10 Steps to Converting a Primary Residence into a Rental Property

Converting to Rental

What you need to know about converting an owner-occupied residential property into a rental property.

 

If you are planning to purchase a new home and want to convert your current primary residence to an investment rental property, there are a few things you will need to consider. In this blog, we go over 10 steps to converting your current primary residence into a rental property.

 

10 steps to convert your current primary residence into a rental property.

Step One – Consult with your accountant and a real estate attorney

This should be done before you do anything else when converting your current primary residence into a rental property. This seems to be obvious, but many who have not owned a rental property in the past overlook this vital first step.  Your accountant can give you much-needed advice regarding how a rental property will impact you financially, especially in the areas of income and taxation. Likewise, your attorney should be able to assist you with understanding local laws and can write and/or review any needed contracts like rental agreements, etc.

Step Two – Create a Limited Liability Entity (a corporation or LLC) to own the property. 
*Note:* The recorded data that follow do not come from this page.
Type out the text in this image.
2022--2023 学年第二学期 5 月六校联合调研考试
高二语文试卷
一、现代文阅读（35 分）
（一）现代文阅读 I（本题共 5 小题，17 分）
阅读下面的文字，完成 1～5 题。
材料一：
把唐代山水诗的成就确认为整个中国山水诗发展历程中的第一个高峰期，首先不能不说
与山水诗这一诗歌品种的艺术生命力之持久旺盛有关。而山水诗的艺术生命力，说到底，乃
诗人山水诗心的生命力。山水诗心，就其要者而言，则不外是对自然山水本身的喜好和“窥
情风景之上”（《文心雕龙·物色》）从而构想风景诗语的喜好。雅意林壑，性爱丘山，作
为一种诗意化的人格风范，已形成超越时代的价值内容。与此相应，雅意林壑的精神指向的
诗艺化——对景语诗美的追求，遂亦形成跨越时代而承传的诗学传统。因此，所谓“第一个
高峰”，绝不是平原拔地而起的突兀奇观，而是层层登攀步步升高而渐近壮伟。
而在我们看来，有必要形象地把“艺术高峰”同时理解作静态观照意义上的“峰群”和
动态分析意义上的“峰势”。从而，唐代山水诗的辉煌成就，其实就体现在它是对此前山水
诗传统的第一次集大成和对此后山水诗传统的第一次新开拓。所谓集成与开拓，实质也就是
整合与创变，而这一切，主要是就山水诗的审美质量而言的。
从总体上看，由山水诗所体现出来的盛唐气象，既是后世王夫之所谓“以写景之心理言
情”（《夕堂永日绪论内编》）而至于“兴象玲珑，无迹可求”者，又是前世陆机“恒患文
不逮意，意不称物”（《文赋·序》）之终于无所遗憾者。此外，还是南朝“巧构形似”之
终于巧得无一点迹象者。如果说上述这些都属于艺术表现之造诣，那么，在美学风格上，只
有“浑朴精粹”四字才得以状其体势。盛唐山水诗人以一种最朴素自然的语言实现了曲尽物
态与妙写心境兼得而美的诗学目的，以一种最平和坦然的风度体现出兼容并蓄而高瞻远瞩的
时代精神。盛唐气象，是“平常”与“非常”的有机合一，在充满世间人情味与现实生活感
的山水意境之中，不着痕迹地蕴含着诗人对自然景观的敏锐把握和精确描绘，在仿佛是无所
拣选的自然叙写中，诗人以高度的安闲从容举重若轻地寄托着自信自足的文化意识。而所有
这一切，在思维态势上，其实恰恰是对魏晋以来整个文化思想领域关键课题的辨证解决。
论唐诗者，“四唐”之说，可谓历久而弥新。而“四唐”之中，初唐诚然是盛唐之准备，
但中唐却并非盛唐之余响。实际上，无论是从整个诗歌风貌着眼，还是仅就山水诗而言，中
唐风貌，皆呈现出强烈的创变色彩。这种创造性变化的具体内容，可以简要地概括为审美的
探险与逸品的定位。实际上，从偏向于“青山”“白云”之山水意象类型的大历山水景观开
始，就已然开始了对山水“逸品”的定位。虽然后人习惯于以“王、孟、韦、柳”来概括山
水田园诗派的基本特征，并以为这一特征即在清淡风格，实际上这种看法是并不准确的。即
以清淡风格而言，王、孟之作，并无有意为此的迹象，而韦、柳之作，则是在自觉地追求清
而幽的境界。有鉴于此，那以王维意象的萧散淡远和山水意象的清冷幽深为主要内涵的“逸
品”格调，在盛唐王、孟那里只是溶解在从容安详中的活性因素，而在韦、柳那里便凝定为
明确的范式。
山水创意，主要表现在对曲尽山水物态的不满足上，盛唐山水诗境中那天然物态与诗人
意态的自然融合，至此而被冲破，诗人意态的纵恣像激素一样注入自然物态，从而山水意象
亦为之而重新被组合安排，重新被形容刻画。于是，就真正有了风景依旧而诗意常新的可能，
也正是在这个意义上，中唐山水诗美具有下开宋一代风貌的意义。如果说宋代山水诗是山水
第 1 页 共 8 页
This is probably the most important step because rental properties come with some risks that are not necessarily inherent with a primary residence including liability for tenants and their actions. To protect yourself from these risks, it is important to establish a legal entity that will own the property and be liable for any obligations or damages these risks pose. If the property is owned by a legal entity, the damages to the original property owner will be limited.

Step Three – Check regulations and restrictions that may apply when converting primary residence to rental.

Check with the local municipality to see if there are any regulations or restrictions that may apply to rental properties and what is required for a new certificate of occupancy. When you first get the idea of renting your property, you may not be aware of all that will be required before you can legally rent to any tenants. These requirements include having the property inspected, completing some updates and repairs, and even restrict whether you may rent your property at all.

Step Four – Review any Homeowner Association (HOA) agreements and/or deed covenants that may contain restrictions for rental properties.

Just like the local municipality, some properties must abide by additional restrictions that are written into their deeds and or HOA agreements including whether or not you can rent it. Ignoring these restrictions will likely create tensions amongst your neighbors and can also lead to legal action against you.

Step Five – Pay off any current mortgage on the property.

If there is a current mortgage on the property, you will need to pay it off and/or refinance with a new mortgage in the entity’s name. When you transfer the title of a property, the mortgagor will likely have an acceleration clause that requires the balance to be paid off in full upon transferring ownership. Not all lenders are favorable to lending on investment properties, so it is important to begin working with a broker who is familiar with these types of loans and has several lenders available and willing to lend money on your rental property.

Step Six – Contact your insurance agent and discuss your intentions.

Policies differ for rental properties, and you must ensure that you have the correct coverage before you rent the property. Often, the premiums on rental properties are higher.

Step Seven – Contact the tax assessor’s office to remove any homestead exemptions.

After the closing, you need to contact the tax assessor’s office to remove any homestead exemptions. If you don’t do this, the local municipality can bill you retroactively from the time you converted the property; they may also impose a fine for not having done so in a timely manner. You will often be required to sign a homestead exemption document at closing which will take care of this.

Step Eight – Ensure you have a sound rental agreement that is aligned with local laws.

Again, your attorney can assist you with this. However, be sure that there are sections in your agreement that specifically list all the tenants over 18 years of age who will be living in the property.

Step Nine – Prepare the home for tenants.

First and foremost, your property must be a safe place to live. This includes ensuring that everything is up to code, the utilities all work, the safety features like fire extinguishers, smoke and carbon monoxide detectors are all present and functioning. You will also want to require your renters to have renter’s insurance to cover damages.

Step Ten – Advertise the property and review potential renters.

This step is the most important before renting the property. Be sure to use a good renter’s application that collects the information and allows you to check into your tenants’ background, job, and financial history. The primary goal is to get good tenants who can pay and have demonstrated good historical behavior as renters. Be sure to do the follow-up checks in a timely manner. You can verify employment, rental history, credit, etc. to ensure you have good tenants.